Dükkâna ortağız sanıyor, bu sebeple kendi işim diyor ne kadar veriyorsa alıyor sesimi çıkartmıyordum.
Ama ben büyüdükçe o daha da değişti.
Babam ölmeden miras davalarına başlayıp kendi davalarında hakim oldu.
Bir şey diyince 5 çocuğum var diyip duruyor.
Sanki biz kısırız.
Dükkâna ortak olacaksam ortaya bir değer koymam gerekiyormuş meğer.
Neyim var ki?
Bunca zaman sığır gibi çalıştık dükkânı amorti ettik daha ne olsun.
Ayıp ayıp. eğer olur da bu yazıları bir gün okursan hakkımı helâl etmiyorum.
'Kalkalım kalım da ayıp oluyor bizi mi koparıyorsun anlamadım ki' deyip mermiyi boşaltacağım bir gün.
20lik dişlerimin eti delmesine bağlı olarak yanında pırtlayan aft acısı.
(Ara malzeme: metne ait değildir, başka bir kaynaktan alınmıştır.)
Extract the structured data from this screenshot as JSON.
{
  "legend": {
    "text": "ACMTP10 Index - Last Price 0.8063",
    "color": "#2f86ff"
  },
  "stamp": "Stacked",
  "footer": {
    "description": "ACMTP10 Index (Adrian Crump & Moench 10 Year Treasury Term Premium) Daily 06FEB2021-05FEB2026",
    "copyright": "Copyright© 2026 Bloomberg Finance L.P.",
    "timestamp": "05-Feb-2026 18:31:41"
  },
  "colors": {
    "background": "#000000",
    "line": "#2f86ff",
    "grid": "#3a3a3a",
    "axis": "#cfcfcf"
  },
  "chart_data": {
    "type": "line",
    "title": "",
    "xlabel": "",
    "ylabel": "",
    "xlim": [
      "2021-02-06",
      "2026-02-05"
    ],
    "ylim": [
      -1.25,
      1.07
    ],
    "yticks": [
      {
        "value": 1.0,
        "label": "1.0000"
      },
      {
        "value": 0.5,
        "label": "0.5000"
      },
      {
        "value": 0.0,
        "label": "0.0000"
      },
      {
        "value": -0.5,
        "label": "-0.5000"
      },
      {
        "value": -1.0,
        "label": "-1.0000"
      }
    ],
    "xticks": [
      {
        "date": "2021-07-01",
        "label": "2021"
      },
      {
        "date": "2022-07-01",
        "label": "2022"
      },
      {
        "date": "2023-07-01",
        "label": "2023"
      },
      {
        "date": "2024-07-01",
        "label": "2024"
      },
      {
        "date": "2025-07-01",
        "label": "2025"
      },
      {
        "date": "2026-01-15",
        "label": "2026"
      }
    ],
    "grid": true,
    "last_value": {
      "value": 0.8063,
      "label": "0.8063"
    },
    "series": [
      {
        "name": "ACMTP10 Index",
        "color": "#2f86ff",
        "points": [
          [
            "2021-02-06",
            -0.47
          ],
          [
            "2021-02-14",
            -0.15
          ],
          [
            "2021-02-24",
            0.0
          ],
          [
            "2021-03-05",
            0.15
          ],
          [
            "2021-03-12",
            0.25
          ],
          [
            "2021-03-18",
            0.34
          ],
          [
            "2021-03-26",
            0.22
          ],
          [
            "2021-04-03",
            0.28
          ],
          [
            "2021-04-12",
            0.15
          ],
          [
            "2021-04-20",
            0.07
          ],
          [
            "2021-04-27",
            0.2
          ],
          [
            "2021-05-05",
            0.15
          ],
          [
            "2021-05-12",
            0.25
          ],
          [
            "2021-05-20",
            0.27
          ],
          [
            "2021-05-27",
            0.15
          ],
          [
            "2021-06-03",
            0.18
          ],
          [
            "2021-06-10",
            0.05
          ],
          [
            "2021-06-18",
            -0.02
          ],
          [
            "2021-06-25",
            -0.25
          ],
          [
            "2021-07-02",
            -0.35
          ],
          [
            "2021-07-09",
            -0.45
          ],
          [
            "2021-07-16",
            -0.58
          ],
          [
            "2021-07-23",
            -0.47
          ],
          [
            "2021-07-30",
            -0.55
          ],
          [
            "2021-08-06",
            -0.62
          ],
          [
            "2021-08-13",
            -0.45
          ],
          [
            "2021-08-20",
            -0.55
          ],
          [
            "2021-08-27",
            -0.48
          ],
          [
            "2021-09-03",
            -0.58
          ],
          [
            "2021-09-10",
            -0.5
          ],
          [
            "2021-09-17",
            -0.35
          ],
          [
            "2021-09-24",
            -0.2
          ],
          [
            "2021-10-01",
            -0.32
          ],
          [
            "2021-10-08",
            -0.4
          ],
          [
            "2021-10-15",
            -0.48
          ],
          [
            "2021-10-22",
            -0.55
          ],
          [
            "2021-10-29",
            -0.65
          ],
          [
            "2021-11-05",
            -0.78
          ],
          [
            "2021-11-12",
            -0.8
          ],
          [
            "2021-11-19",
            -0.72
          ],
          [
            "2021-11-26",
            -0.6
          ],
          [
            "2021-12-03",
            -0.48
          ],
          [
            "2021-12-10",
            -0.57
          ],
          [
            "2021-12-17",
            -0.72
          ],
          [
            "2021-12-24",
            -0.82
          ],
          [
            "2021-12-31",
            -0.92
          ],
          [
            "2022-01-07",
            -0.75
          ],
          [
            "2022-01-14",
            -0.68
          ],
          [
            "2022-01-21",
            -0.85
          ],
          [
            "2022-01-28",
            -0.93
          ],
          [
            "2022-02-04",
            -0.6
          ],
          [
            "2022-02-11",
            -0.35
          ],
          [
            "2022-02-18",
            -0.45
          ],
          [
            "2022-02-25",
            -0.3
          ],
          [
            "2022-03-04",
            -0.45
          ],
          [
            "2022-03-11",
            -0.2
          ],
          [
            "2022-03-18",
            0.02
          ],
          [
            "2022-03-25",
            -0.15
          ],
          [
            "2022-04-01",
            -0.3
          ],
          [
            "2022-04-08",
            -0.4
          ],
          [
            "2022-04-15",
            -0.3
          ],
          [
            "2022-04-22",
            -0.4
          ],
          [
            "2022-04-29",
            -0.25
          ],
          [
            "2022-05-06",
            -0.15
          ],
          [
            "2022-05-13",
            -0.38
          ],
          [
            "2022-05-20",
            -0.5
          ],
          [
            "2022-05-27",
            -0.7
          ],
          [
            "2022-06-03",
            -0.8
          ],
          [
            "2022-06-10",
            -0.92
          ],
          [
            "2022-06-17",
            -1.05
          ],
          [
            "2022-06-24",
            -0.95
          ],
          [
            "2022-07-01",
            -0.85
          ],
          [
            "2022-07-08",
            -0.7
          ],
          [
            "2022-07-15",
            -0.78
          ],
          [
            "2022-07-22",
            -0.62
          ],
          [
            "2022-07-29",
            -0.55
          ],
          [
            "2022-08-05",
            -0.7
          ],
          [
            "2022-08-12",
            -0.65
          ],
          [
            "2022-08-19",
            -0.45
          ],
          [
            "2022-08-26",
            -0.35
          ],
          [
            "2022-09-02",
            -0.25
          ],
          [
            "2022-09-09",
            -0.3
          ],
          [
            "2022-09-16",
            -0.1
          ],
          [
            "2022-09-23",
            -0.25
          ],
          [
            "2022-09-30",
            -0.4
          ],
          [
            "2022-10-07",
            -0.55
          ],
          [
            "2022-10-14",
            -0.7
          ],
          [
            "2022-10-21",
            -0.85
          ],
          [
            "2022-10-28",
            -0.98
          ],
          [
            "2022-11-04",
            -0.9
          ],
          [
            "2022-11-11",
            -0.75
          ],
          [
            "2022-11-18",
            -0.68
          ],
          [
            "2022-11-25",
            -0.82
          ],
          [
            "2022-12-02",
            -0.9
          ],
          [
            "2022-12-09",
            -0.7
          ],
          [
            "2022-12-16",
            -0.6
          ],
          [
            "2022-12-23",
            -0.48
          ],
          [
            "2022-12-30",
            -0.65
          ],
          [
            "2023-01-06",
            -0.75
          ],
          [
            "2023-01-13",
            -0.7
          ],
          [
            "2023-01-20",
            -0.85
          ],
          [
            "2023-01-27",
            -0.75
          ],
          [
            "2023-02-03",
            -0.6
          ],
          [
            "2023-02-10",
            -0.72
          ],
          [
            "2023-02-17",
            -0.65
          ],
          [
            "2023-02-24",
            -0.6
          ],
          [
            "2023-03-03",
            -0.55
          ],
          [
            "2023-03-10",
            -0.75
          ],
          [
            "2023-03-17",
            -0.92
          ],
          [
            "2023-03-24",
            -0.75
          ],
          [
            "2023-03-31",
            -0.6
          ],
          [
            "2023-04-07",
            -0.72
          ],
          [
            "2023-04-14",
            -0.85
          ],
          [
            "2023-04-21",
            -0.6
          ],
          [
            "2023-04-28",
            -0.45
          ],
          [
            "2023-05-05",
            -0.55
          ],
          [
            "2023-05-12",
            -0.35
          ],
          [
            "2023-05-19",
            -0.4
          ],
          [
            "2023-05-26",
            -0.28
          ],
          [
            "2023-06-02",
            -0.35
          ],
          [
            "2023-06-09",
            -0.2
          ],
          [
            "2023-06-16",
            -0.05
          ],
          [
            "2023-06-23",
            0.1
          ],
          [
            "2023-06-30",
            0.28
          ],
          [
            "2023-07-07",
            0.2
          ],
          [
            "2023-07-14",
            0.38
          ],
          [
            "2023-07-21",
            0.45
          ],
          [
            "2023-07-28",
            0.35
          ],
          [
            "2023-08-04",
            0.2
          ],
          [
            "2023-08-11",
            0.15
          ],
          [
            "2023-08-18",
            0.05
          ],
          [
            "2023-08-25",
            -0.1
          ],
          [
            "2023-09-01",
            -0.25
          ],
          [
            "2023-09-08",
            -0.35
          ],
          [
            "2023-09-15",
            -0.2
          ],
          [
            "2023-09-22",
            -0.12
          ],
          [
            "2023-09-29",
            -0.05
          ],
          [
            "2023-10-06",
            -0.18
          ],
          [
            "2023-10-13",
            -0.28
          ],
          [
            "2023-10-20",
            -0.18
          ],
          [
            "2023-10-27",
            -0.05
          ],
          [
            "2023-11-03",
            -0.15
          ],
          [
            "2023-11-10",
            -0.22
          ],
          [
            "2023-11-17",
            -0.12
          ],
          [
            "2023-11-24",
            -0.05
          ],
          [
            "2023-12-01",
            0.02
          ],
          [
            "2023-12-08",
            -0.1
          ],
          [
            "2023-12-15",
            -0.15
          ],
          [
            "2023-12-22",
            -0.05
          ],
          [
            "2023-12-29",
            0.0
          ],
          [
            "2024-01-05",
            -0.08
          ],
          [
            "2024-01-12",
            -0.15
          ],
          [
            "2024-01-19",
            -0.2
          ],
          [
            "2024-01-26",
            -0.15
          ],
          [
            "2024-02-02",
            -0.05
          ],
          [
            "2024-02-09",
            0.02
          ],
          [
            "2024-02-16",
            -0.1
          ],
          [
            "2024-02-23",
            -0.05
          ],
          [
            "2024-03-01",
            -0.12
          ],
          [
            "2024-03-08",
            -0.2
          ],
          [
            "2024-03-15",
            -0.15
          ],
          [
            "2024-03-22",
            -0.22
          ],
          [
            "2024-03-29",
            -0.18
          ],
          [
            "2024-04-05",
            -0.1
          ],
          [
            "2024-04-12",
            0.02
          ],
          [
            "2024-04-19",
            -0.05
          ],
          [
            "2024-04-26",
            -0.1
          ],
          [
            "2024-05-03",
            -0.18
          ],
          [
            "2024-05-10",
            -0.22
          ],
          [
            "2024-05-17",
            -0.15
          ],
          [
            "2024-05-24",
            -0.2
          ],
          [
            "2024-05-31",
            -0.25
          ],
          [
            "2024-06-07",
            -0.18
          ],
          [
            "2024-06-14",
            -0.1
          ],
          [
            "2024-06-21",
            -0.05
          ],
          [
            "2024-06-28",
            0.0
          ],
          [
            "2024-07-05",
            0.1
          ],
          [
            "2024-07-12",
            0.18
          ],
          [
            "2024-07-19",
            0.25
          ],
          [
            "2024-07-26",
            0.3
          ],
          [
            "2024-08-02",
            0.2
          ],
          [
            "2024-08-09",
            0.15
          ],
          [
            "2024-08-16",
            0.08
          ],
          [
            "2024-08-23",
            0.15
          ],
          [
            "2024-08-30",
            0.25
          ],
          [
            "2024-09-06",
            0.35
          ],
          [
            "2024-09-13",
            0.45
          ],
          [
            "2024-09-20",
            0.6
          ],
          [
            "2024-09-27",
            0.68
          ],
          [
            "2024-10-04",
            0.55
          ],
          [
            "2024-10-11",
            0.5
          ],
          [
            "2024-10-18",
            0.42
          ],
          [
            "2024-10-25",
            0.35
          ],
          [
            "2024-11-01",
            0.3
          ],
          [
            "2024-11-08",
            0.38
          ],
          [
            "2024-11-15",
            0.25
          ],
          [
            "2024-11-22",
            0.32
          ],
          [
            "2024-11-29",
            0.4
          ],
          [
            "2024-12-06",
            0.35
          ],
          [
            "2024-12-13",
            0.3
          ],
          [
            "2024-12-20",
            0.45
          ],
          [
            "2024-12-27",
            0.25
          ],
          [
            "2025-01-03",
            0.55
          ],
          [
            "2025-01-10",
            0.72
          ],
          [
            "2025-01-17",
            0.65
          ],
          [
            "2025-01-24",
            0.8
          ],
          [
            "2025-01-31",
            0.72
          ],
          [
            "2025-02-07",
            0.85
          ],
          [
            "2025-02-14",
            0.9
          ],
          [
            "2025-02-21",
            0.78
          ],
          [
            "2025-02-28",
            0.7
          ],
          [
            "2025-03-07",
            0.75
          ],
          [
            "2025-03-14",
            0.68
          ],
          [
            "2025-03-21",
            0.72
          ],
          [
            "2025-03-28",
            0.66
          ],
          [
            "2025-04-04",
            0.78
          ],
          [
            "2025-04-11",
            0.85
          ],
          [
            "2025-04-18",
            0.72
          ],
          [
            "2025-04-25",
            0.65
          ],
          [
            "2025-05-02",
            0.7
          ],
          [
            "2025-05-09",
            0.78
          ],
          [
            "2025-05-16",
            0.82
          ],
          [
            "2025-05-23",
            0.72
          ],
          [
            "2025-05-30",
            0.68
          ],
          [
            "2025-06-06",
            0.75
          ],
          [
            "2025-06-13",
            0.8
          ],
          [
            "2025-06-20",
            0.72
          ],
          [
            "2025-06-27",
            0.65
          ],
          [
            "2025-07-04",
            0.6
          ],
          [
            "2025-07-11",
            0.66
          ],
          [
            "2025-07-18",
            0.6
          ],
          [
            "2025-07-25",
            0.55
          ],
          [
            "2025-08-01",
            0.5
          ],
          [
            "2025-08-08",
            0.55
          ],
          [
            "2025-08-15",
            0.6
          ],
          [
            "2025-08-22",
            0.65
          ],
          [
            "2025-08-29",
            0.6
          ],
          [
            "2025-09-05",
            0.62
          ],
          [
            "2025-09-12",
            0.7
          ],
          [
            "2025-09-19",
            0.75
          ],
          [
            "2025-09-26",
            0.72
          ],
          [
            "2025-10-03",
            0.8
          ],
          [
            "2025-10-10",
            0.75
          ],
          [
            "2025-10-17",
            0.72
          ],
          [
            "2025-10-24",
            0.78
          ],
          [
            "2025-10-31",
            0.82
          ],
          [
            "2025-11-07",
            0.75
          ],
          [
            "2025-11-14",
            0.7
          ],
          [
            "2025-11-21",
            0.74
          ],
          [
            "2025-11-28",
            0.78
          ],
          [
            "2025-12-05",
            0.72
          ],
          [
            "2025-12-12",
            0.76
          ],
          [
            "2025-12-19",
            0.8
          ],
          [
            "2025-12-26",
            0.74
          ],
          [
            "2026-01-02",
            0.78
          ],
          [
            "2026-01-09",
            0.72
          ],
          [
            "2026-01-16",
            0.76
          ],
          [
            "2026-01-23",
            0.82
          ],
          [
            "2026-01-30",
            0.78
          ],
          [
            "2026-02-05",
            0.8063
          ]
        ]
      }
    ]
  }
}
o an akla gelmeyen söylemek istenilenler.
zamanın geçmesini kabullenmek istememek.
hastanede yatıyorum.
öğlen 12 de sonta kateteri tıkanıp çalışmıyordu.
zaman zaman başıma geldiği gibi idrar çıkışı olmadığından ağrılar oluyordu.
karnım şişmişti.
nefreloji ve üroloji doktorları gelecekti. nefroloji doktorun ağır hastalar ve cezaevinde mahkumlar hastalar olduğu için gelemedi.
üroloji doktoru ise odasında hastalara bakıyordu.
prosedüre göre yatan hastalar acil ve polikniliğe gönderilmiyor. daha fazla dayanamayınca hemşireye yalvardım. üroloji ye yoladı. doktor sonta kateterini değiştirdi.
biriken sıvı 500 gramdı. rahatladım.